Hi,

Miles Thompson wrote on 22.05.2007 at 09:08:39 [Re: [BackupPC-users] Time to 
upgrade from 2.1.2?]:
> Martin Sundmacher wrote:
> > Miles Thompson schrieb:
> >> We used apt-get to fetch and install BackupPC on our Edgy Eft server.
> >> The version is apparently 2.1.2 dated  5 Sept, 2005 according to the
> >> comments in the main BackupPC file.
> >>
> >> It's only been running a couple of weeks; would an upgrade be painful?
> >
> > I did Upgrades to 3.0.0 on 3 Debian-Servers. One is running for weeks 
> > now without any problems. My last upgrade was yesterday. Ubuntu should 
> > be similar.
> >
> 
> These are all Perl scripts, so what's involved with the upgrade?
> 
> Just grab the new scripts, untar and then copy them over the old ones?
> Or is it necessary to re-edit the whole configuration file?

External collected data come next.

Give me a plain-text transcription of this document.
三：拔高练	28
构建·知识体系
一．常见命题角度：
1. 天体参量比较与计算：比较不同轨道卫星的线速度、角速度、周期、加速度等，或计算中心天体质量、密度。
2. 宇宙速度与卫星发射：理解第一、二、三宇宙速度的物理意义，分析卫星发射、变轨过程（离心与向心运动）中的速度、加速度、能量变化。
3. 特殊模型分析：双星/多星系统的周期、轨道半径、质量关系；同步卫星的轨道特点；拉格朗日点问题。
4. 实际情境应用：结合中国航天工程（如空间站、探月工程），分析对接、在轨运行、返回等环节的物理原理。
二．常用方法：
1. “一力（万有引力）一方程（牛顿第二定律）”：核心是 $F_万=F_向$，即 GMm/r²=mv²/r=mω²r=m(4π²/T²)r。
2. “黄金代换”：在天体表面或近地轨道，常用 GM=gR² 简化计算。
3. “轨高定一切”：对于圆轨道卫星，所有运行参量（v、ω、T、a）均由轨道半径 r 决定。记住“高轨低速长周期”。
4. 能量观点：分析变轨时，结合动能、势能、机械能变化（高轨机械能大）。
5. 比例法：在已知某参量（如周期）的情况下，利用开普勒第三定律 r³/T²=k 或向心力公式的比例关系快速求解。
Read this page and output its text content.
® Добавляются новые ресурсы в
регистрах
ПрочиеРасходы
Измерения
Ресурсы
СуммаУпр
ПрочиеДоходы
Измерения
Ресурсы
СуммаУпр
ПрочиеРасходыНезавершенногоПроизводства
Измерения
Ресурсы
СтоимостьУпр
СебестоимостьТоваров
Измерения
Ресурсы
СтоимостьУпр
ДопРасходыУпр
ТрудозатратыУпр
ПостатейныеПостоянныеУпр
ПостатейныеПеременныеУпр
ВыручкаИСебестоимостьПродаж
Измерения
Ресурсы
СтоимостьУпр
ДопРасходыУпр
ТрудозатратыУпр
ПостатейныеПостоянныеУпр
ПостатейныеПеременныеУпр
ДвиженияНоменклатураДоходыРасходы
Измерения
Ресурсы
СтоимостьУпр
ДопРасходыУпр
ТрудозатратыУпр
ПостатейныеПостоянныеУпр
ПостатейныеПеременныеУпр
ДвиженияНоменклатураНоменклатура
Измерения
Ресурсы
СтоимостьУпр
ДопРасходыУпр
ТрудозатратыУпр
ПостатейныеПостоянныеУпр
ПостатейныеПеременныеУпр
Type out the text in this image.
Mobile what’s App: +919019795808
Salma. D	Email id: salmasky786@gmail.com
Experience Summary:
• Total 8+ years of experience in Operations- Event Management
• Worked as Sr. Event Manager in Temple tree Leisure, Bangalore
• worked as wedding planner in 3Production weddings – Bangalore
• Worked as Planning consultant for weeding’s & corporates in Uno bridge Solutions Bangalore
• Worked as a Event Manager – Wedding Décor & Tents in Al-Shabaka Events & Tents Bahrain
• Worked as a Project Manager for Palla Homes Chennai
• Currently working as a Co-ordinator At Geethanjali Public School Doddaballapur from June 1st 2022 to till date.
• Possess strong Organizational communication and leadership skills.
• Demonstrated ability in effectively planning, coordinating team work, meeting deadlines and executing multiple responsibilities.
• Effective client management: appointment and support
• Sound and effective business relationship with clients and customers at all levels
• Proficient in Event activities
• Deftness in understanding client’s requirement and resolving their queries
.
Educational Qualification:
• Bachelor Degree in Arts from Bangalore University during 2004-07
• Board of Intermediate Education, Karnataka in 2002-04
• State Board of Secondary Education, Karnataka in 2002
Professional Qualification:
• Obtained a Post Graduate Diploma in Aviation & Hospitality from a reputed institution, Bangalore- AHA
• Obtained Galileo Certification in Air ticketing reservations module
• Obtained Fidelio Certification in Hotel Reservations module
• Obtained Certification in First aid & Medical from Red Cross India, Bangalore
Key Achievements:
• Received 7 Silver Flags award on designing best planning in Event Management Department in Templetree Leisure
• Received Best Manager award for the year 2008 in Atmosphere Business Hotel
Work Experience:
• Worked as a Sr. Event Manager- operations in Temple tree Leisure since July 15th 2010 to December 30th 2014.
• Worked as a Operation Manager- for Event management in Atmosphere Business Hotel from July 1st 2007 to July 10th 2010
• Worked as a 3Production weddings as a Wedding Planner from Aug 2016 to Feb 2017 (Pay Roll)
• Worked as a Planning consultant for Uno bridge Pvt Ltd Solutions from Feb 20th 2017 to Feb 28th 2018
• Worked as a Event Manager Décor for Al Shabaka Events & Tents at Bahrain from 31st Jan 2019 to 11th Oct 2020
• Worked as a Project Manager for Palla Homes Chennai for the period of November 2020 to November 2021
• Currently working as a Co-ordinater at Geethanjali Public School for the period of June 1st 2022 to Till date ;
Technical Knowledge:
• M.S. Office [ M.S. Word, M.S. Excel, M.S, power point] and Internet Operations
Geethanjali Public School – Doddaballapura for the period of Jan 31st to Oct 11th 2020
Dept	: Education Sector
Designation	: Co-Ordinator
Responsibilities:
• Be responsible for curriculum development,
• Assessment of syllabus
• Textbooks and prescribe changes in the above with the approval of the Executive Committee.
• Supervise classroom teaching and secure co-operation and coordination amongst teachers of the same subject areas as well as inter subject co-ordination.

as a rule of thumb, if you installed through the package management system,
you should also upgrade through it.

This is especially true for BackupPC on Debian, because it uses non-standard
paths (/etc/backuppc instead of /etc/BackupPC) and patched scripts. Several
people have asked for help recovering from an update attempt via the upgrade
script from the tarball, meaning the upgrade is *not* successful that way.

For Debian, there's a 3.0.0 package in lenny/sid. As you said, there are no
binaries in the package and thus no dependencies not satisfiable within
etch or even sarge. It seems to be safe to simply download the 3.0.0 package
and install it with 'dpkg -i' (in fact, I just did that on my sarge server -
more for the sake of having done it once than because I desperately want the
web based configuration editor - and the only thing noteworthy is that you'll
have to manually merge the changes you applied to the main config.pl into the
new one, because it adds quite a few settings that you need).

I don't know about the status of BackupPC in Ubuntu, but I'd guess there's
probably a 3.0.0 version somewhere. I'd recommend that for upgrading,
regardless of the Ubuntu release it is in.

Installing the Debian package in Ubuntu or vice-versa should probably be safe,
but updating from one to the other could potentially lead to the same problems
you get with the tarball update script.